American computer manufacturers and computer software suppliers have dominated the world's markets to date. They have dominated Japan's market along with the others. They have faced only slight competition from Japanese companies within Japan and almost no competition from Japanese companies outside Japan. They have been as entrenched in Japan as any Japanese company in any line of commerce.
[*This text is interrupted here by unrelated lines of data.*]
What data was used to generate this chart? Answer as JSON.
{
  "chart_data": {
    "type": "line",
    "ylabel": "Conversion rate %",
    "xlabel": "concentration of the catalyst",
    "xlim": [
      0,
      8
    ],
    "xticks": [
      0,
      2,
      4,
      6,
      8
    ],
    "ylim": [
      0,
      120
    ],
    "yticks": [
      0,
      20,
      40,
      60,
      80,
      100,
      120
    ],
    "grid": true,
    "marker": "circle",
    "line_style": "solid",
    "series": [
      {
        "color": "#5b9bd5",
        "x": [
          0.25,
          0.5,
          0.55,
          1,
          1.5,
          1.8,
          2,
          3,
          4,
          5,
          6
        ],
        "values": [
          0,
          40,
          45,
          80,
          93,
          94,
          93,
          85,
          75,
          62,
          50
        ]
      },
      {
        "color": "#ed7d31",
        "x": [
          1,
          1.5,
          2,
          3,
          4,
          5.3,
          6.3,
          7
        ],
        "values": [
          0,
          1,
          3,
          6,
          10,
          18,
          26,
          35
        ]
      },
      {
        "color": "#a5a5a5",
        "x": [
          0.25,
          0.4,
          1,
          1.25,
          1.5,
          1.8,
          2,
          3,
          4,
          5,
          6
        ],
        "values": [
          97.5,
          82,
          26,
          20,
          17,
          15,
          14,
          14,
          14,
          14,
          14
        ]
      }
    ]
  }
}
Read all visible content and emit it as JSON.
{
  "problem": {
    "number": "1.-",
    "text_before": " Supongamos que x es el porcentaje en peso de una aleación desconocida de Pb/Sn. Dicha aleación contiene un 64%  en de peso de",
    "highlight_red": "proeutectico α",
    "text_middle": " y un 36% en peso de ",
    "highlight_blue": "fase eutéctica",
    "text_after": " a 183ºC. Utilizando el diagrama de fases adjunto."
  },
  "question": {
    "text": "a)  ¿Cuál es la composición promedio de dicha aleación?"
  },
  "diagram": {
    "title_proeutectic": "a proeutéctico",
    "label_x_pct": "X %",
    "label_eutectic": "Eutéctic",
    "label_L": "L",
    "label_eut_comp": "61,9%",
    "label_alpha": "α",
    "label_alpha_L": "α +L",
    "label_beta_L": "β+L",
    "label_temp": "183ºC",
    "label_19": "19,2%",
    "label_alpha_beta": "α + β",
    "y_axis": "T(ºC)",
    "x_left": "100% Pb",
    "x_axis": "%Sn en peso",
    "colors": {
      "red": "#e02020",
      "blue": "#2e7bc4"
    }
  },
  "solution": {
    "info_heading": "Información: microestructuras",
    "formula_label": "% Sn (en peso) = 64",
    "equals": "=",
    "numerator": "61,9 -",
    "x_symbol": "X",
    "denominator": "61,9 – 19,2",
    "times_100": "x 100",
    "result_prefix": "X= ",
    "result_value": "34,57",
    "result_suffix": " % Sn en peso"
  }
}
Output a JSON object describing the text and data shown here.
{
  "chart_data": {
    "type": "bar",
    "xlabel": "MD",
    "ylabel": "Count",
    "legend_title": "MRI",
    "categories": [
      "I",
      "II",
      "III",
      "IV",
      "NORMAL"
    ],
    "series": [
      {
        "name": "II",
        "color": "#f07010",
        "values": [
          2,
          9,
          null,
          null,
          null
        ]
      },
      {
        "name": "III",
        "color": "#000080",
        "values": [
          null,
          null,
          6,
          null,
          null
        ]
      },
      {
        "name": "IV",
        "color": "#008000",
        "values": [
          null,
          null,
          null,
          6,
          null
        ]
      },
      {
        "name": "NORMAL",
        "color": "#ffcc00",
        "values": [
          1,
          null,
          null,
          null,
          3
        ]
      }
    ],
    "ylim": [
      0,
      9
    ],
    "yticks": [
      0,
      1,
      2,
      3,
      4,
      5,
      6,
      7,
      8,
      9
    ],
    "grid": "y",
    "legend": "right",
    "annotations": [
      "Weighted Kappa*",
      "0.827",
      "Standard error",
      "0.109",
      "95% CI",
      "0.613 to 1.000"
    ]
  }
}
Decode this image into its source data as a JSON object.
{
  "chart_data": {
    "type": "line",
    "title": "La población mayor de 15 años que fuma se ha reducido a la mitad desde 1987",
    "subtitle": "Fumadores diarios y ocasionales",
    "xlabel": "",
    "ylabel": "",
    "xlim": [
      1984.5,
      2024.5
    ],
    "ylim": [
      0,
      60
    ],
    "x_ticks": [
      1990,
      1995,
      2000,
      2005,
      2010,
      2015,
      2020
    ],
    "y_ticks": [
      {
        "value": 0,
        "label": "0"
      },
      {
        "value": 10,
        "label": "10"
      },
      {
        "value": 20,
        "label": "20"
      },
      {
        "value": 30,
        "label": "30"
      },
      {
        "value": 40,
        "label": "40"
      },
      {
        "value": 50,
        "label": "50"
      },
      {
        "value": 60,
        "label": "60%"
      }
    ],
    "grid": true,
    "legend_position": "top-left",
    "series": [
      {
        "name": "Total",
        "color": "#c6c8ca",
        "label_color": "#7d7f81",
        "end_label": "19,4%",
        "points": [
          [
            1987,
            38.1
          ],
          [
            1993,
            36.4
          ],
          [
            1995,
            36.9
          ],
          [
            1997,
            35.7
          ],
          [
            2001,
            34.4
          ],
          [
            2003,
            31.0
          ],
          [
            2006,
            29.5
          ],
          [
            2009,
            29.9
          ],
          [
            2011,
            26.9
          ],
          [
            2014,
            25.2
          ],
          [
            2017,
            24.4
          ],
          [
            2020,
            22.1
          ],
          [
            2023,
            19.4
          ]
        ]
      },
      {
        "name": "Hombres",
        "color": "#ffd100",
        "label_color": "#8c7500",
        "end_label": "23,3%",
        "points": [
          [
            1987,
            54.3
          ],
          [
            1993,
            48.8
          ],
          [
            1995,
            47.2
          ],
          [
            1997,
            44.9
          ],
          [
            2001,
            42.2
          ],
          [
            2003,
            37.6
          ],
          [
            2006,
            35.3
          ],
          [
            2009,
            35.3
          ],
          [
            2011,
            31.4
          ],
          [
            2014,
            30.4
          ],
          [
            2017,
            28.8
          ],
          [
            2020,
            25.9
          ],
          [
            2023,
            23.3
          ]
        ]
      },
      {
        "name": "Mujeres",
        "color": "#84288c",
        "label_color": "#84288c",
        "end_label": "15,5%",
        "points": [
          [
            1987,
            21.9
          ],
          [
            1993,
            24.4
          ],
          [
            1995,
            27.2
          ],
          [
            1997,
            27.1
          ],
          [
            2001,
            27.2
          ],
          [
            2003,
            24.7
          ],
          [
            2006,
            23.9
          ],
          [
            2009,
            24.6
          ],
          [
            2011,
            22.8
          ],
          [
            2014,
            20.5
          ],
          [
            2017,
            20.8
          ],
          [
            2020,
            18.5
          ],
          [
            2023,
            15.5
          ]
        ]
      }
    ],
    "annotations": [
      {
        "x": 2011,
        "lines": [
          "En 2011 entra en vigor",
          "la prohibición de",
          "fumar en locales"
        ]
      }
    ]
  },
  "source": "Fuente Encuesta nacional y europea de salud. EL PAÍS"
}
But they have satisfied neither the critical needs of Japan's society and economy nor those of its corporations and individual consumers. They have not provided the products needed at affordable prices. Hence the Japanese search for alternate sources for the computers and software they need. They have found domestic electronics manufacturers ready and willing to supply the computers they need at prices they can afford. And they have found domestic authors ready and willing to supply the software they need at affordable prices.